Re: [PATCH v1 1/2] PCI/AER: Decode Error Source Requester ID

From: Rajat Jain
Date: Thu May 31 2018 - 13:36:36 EST


On Wed, May 30, 2018 at 9:42 PM Bjorn Helgaas <helgaas@xxxxxxxxxx> wrote:
>
> On Wed, May 30, 2018 at 11:41:23AM -0700, Rajat Jain wrote:
> > On Wed, May 30, 2018 at 10:54 AM Bjorn Helgaas <helgaas@xxxxxxxxxx> wrote:
> >
> > > From: Bjorn Helgaas <bhelgaas@xxxxxxxxxx>
> >
> > > Decode the Requester ID from the AER Error Source Register into domain/
> > > bus/device/function format to match other logging. In cases where the ID
> > > matches the device used for pci_err(), drop the extra ID completely so we
> > > don't print it twice.
> >
> > > Signed-off-by: Bjorn Helgaas <bhelgaas@xxxxxxxxxx>
> > > ---
> > > drivers/pci/pcie/aer/aerdrv_errprint.c | 18 +++++++++++-------
> > > 1 file changed, 11 insertions(+), 7 deletions(-)
> >
> > > diff --git a/drivers/pci/pcie/aer/aerdrv_errprint.c
> > b/drivers/pci/pcie/aer/aerdrv_errprint.c
> > > index 21ca5e1b0ded..d7fde8368d81 100644
> > > --- a/drivers/pci/pcie/aer/aerdrv_errprint.c
> > > +++ b/drivers/pci/pcie/aer/aerdrv_errprint.c
> > > @@ -163,17 +163,17 @@ void aer_print_error(struct pci_dev *dev, struct
> > aer_err_info *info)
> > > int id = ((dev->bus->number << 8) | dev->devfn);
>
> > > if (!info->status) {
> > > - pci_err(dev, "PCIe Bus Error: severity=%s,
> > type=Unaccessible, id=%04x(Unregistered Agent ID)\n",
> > > - aer_error_severity_string[info->severity], id);
> > > + pci_err(dev, "PCIe Bus Error: severity=%s,
> > type=Inaccessible, (Unregistered Agent ID)\n",
> > > + aer_error_severity_string[info->severity]);
> >
> > Does this code path indicate that a requester id was decoded to a device
> > that is not registered with the kernel? If so, shouldn't we log the bad
> > requester ID for better debugging, specifically since there is not going to
> > be any subsequent print about this ID (since we return from this function
> > in this case)?
>
> Previously we printed "id", which was constructed above from "dev":
>
> id = ((dev->bus->number << 8) | dev->devfn);
>
> so even if we print "id=%04x", it contains exactly the same
> information as the bus/device/function printed using "dev".
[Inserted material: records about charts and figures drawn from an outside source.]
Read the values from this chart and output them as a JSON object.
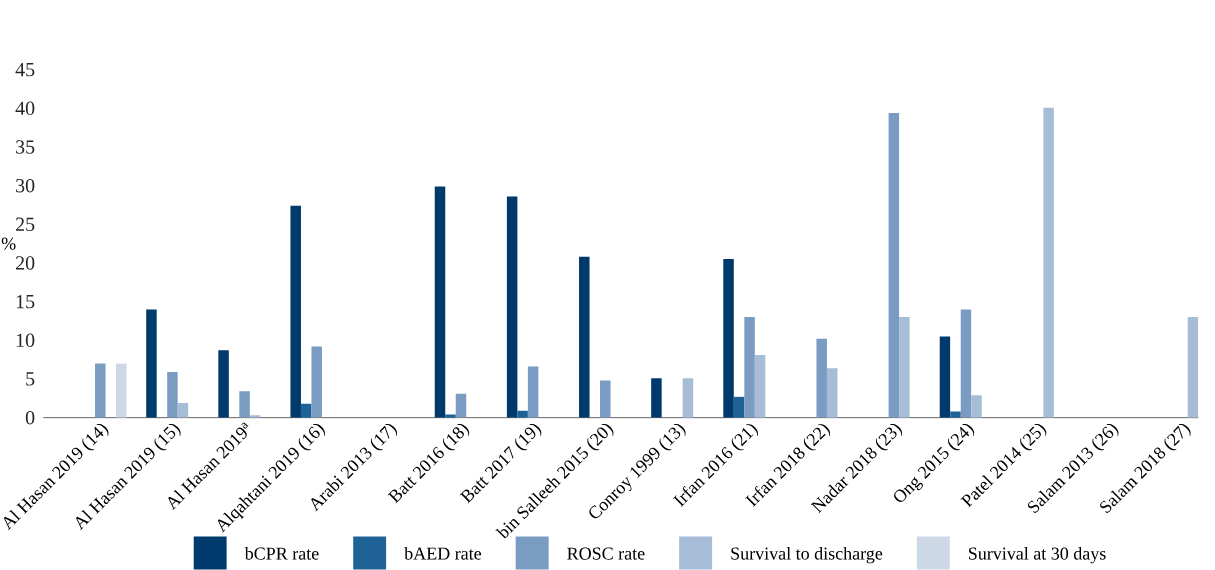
{
  "chart_data": {
    "type": "bar",
    "ylabel": "%",
    "categories": [
      "Al Hasan 2019 (14)",
      "Al Hasan 2019 (15)",
      "Al Hasan 2019$^{a}$",
      "Alqahtani 2019 (16)",
      "Arabi 2013 (17)",
      "Batt 2016 (18)",
      "Batt 2017 (19)",
      "bin Salleeh 2015 (20)",
      "Conroy 1999 (13)",
      "Irfan 2016 (21)",
      "Irfan 2018 (22)",
      "Nadar 2018 (23)",
      "Ong 2015 (24)",
      "Patel 2014 (25)",
      "Salam 2013 (26)",
      "Salam 2018 (27)"
    ],
    "series": [
      {
        "name": "bCPR rate",
        "color": "#003a6c",
        "values": [
          null,
          14.0,
          8.7,
          27.4,
          null,
          29.9,
          28.6,
          20.8,
          5.1,
          20.5,
          null,
          null,
          10.5,
          null,
          null,
          null
        ]
      },
      {
        "name": "bAED rate",
        "color": "#1f6396",
        "values": [
          null,
          null,
          null,
          1.8,
          null,
          0.4,
          0.9,
          null,
          null,
          2.7,
          null,
          null,
          0.8,
          null,
          null,
          null
        ]
      },
      {
        "name": "ROSC rate",
        "color": "#7a9cc2",
        "values": [
          7.0,
          5.9,
          3.4,
          9.2,
          null,
          3.1,
          6.6,
          4.8,
          null,
          13.0,
          10.2,
          39.4,
          14.0,
          null,
          null,
          null
        ]
      },
      {
        "name": "Survival to discharge",
        "color": "#a7bcd7",
        "values": [
          null,
          1.9,
          0.3,
          null,
          null,
          null,
          null,
          null,
          5.1,
          8.1,
          6.4,
          13.0,
          2.9,
          40.1,
          null,
          13.0
        ]
      },
      {
        "name": "Survival at 30 days",
        "color": "#cdd8e6",
        "values": [
          7.0,
          null,
          null,
          null,
          null,
          null,
          null,
          null,
          null,
          null,
          null,
          null,
          null,
          null,
          null,
          null
        ]
      }
    ],
    "ylim": [
      0,
      45
    ],
    "yticks": [
      0,
      5,
      10,
      15,
      20,
      25,
      30,
      35,
      40,
      45
    ],
    "legend": "bottom"
  }
}
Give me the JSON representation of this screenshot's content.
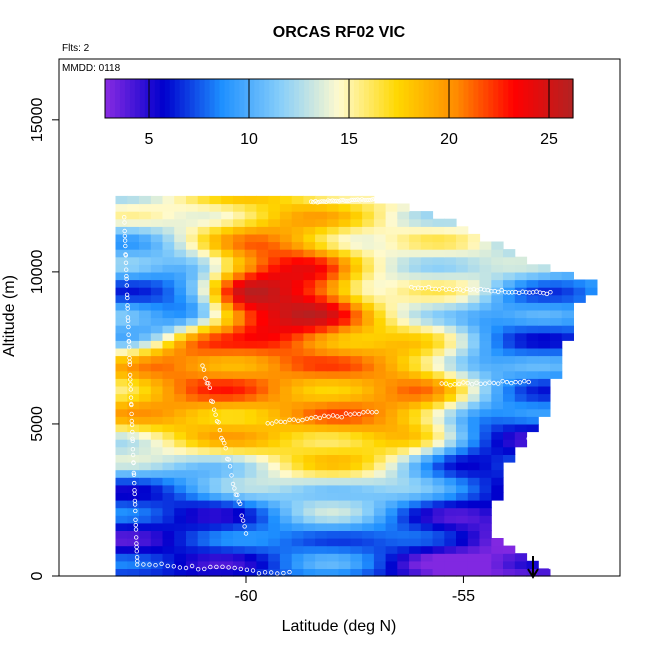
{
  "chart_data": {
    "type": "heatmap",
    "title": "ORCAS RF02 VIC",
    "annotations": [
      "Flts: 2",
      "MMDD: 0118"
    ],
    "xlabel": "Latitude (deg N)",
    "ylabel": "Altitude (m)",
    "xlim": [
      -64.3,
      -51.4
    ],
    "ylim": [
      0,
      17000
    ],
    "x_ticks": [
      -60,
      -55
    ],
    "y_ticks": [
      0,
      5000,
      10000,
      15000
    ],
    "colorbar": {
      "min": 2.8,
      "max": 26.2,
      "ticks": [
        5,
        10,
        15,
        20,
        25
      ],
      "colors": [
        "#8a2be2",
        "#0000cd",
        "#1e90ff",
        "#87cefa",
        "#fffacd",
        "#ffd700",
        "#ff8c00",
        "#ff0000",
        "#b22222"
      ]
    },
    "grid": false,
    "field": {
      "value_range": [
        3,
        26
      ],
      "extent": {
        "lat_range": [
          -63.0,
          -51.9
        ],
        "alt_range": [
          0,
          12500
        ],
        "max_lat_at_altitude": [
          [
            0,
            -53.0
          ],
          [
            1500,
            -54.5
          ],
          [
            3000,
            -54.3
          ],
          [
            4000,
            -54.0
          ],
          [
            5500,
            -53.2
          ],
          [
            9000,
            -52.5
          ],
          [
            9500,
            -51.9
          ],
          [
            10000,
            -53.0
          ],
          [
            11000,
            -54.5
          ],
          [
            12000,
            -56.0
          ],
          [
            12500,
            -57.5
          ]
        ]
      },
      "description_points": [
        {
          "lat": -59.3,
          "alt": 9000,
          "value": 25
        },
        {
          "lat": -61.0,
          "alt": 7000,
          "value": 21
        },
        {
          "lat": -57.0,
          "alt": 6000,
          "value": 20
        },
        {
          "lat": -56.0,
          "alt": 10000,
          "value": 14
        },
        {
          "lat": -62.0,
          "alt": 9000,
          "value": 8
        },
        {
          "lat": -62.0,
          "alt": 1000,
          "value": 6
        },
        {
          "lat": -53.5,
          "alt": 4000,
          "value": 6
        },
        {
          "lat": -53.2,
          "alt": 8000,
          "value": 8
        },
        {
          "lat": -53.5,
          "alt": 400,
          "value": 3
        }
      ]
    },
    "flight_track": "white open circles following the sampled altitudes"
  }
}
Sorry, my bad, I missed it, despite it being right there in my face :-).

>
> So no, I don't think "Unregistered Agent ID" means a device not registered
> with the kernel. At any rate, we do have a pci_dev for it.
>
> I *think* "info->status == 0" means PCI_ERR_COR_STATUS (or
> PCI_ERR_UNCOR_STATUS) was zero, i.e., we didn't find any error status
> bits set for this device. I don't think "Unregistered Agent ID" is a
> very good description of this situation.

Agree, may be something along the lines of "Unknown Error Status"
might be better.

Thanks,

Rajat

>
> Bjorn